Une analyse des ventes de terrains proposées révèle que la grande majorité ne convient pas au développement de logements abordables. Plus de 90 pour cent des zones ciblées sont soit trop éloignées, soit trop risquées pour une construction résidentielle viable. Une proportion stupéfiante de 81 pour cent de la superficie présentant un faible risque d’incendie est située en Alaska, tandis que les parcelles restantes se trouvent à quelques heures des centres urbains. Cela signifie que tout développement serait inaccessible aux familles de travailleurs qui ont le plus besoin de logements abordables.

Le coût écologique : des milliards de valeur perdue

Au-delà des problèmes logistiques, la privatisation des terres publiques entraîne un prix écologique dévastateur. Les terres proposées à la vente fournissent chaque année environ 507,4 milliards de dollars de services écosystémiques, notamment la pollinisation (236,2 milliards de dollars), la régulation de l’eau (31,4 milliards de dollars) et la purification de l’air (29,5 milliards de dollars). Ces avantages ne sont pas seulement économiques ; ils sont essentiels à la survie humaine. La destruction de ces écosystèmes porterait atteinte à la sécurité alimentaire, à la qualité de l’eau et à la santé publique.

Contexte historique : la rébellion des armoises et au-delà

La tendance actuelle à privatiser les terres publiques n’est pas nouvelle. La rébellion des Sagebrush dans les années 1970, soutenue par les éleveurs et les industries extractives, cherchait à obtenir un contrôle similaire sur les terres fédérales. Aujourd’hui, des groupes comme le Projet 2025 de la Heritage Foundation font pression pour une déréglementation agressive, visant à faire reculer la protection de l’environnement et à accélérer l’extraction des ressources. Cela inclut l’affaiblissement de l’initiative 30 × 30, la suppression des fonds de conservation et le démantèlement de la loi sur les antiquités.

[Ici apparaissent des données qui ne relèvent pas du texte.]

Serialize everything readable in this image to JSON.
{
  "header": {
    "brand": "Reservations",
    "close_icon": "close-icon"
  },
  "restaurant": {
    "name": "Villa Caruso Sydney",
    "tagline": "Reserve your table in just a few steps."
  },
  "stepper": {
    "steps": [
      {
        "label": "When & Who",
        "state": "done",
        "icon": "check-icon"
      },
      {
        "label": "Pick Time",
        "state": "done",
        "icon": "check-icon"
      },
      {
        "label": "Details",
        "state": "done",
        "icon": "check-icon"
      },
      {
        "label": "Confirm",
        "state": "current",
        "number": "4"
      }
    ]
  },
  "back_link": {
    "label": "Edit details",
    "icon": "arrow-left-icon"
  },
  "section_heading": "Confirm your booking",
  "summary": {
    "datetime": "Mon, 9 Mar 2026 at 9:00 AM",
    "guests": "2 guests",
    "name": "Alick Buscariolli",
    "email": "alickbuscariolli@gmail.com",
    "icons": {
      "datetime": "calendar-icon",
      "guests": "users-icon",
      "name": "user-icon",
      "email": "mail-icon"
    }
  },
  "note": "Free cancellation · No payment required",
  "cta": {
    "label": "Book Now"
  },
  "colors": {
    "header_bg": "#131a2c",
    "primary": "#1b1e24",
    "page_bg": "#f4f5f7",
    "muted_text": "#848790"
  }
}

Les vrais bénéficiaires : les entreprises et les riches

La justification de la vente des terres publiques – pour résoudre la crise du logement – est un faux prétexte. Les dispositions proposées ne comportent pas d’exigences en matière d’accessibilité financière et n’offrent aucune garantie que les terres seront utilisées dans l’intérêt public. Au lieu de cela, cela enrichirait probablement les entreprises et les spéculateurs aux dépens des familles de travailleurs. Les réductions d’impôts associées à de telles ventes profiteraient de manière disproportionnée aux ultra-riches, exacerbant encore les inégalités.

Conclusion

La privatisation des terres publiques n’est pas une solution à la crise du logement ; c’est un transfert de richesse des intérêts publics vers des intérêts privés. Les terrains proposés sont écologiquement précieux, inappropriés sur le plan logistique pour des logements abordables et pourraient, à terme, aggraver les inégalités économiques. La véritable intention derrière ces ventes est le profit, et non le service public. La protection de ces terres n’est pas seulement une question environnementale ; c’est une question de justice sociale et économique.